Catholic Novels: Necessary Heartbreak
The first of my four remaining recent “Catholic Novels” is Necessary Heartbreak by Michael J. Sullivan, a first novel by a sports journalist. It was published by Gallery Books, an imprint of the secular publisher Simon and Schuster. Subtitled “a novel of faith and forgiveness”, the didactic nature of the work is made eminently clear from the start. The story follows a widowed father, Michael Stewart, and his teenaged daughter; the premise is that Michael has been devastated by his wife’s death, has largely closed himself off to God and man, and is in serious need of being touched by Christ so that he can open himself more fully to his daughter and others who enter his life.
Sullivan writes easily, and his characters are both distinctive and well-drawn. Above all, they are portrayed realistically and sympathetically enough that we really do care what happens to them. I want to emphasize that this is no small achievement; we will see elsewhere in this series that not all authors manage it. Here the author’s own understanding of people and their emotional turbulence, especially in denial, stands him in good stead, as does his obviously sincere determination to write something more than a sermon.
But the same cannot be said for his plot. When it comes to the plot, either Sullivan has been far too influenced by fantasy or he has fallen prey to the belief that, as a "Catholic novelist", he must somehow bring his main character in direct touch with Christ as depicted in the gospels, so that the hero can respond to that experience, learn to see Christ and himself in a new way, and be healed—all without realistically living a single moment of his own life.
Almost inevitably, then, Michael and his daughter slip through a sort of time warp only to find themselves in first century Jerusalem, just in time for the passion and death of Our Lord. Now I admit that once they get there we do have the makings of an interesting story within a story. Michael finds support from a lovely Judaean widow who seems to know him somehow, and the two slowly fall in love. It is a gentle and altogether wholesome romance which thoroughly engages the reader. (As I said in the first installment, in the right hands, anything is possible.) And it does more for Michael, I think, than his direct experiences of the Christ. (Do you see the issue and the potential? Why not trade an unrealistic direct presence at Golgotha for the more realistic presence of a Christian woman's love? Might that not make a "Catholic novel" too?)

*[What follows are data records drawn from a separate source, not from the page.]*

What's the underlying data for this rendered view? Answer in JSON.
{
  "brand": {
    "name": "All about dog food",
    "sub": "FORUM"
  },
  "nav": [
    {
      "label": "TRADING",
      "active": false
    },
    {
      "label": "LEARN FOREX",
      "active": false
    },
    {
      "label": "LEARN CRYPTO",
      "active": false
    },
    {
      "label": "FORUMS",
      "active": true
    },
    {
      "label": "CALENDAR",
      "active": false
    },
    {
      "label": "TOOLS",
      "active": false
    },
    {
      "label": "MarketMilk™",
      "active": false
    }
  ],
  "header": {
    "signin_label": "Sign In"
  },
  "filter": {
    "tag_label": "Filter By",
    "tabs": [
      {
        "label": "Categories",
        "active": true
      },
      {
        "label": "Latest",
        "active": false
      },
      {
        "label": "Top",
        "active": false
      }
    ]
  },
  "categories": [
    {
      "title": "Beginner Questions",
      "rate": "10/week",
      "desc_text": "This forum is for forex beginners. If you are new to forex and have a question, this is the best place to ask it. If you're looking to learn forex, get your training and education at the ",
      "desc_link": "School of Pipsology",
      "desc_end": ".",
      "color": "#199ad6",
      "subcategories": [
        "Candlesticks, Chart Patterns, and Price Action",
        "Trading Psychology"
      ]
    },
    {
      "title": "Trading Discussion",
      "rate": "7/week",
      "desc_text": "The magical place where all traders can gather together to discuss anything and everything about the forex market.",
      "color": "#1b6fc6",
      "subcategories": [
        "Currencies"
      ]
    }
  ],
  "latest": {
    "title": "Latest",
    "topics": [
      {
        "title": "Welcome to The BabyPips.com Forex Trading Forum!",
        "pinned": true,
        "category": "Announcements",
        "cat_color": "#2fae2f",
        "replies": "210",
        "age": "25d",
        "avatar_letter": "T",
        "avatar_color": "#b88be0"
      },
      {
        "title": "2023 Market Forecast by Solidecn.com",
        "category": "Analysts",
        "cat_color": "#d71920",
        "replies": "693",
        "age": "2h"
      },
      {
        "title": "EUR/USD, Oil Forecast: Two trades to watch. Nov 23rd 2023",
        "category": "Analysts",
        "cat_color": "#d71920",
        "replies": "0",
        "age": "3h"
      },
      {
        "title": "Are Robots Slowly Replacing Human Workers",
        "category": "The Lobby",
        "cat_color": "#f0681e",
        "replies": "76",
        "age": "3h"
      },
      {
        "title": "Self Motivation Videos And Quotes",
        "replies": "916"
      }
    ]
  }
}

Unfortunately, the plot seriously betrays the potential of the characters. There are more loose ends here than in a ball of yarn cut in two by a buzz saw. And my guess is that all this arises from the not uncommon idea that a “Catholic novel” must serve up the whole Christian message along with a ten course dinner of conversion in an overtly Christian way. Predictably, just as soon as Michael (and to a lesser degree his daughter) learn enough lessons, they are whisked back through the portal again, ending up in very strange clothing in the modern world, though happily transformed in Christ. One begins to hope it has all been a dream, though that interpretation doesn't work.
Nonetheless, I’ll bet many Christians and near-Christians will enjoy the story. The characters were sufficiently compelling for me to be willing to accept (regretfully) the extraordinary limitations of the plot so that I could enjoy the relationships unfolding among the protagonists. In this connection, the book’s biggest single drawback is not the Deus ex machina of the time warp, but its inevitable demand that the love story—which is the most deftly handled and emotionally satisfying aspect of the book—should be cut off and left behind. [Note: After I posted the review, the author informed me in a very kind note that this is the first of a planned trilogy, “so not all the pieces to the puzzle are revealed in book one.”]
It is certainly worth noting that the book brings us face to face with Roman brutality and the suffering Christ. For some readers, this will add tremendous value. The hero's presence at Judas' suicide is a surprise twist. And from a literary point of view, the book is quick and light—arguably another plus for many contemporary readers. But my duty as a reviewer is clear: I can recommend Necessary Heartbreak only with reservations. Sullivan subordinates his plot to the preaching point he wants to make. The result, just as the best part of the story is reaching its climax, is an unnecessary heartbreak that Sullivan’s characters ultimately do not seem to feel.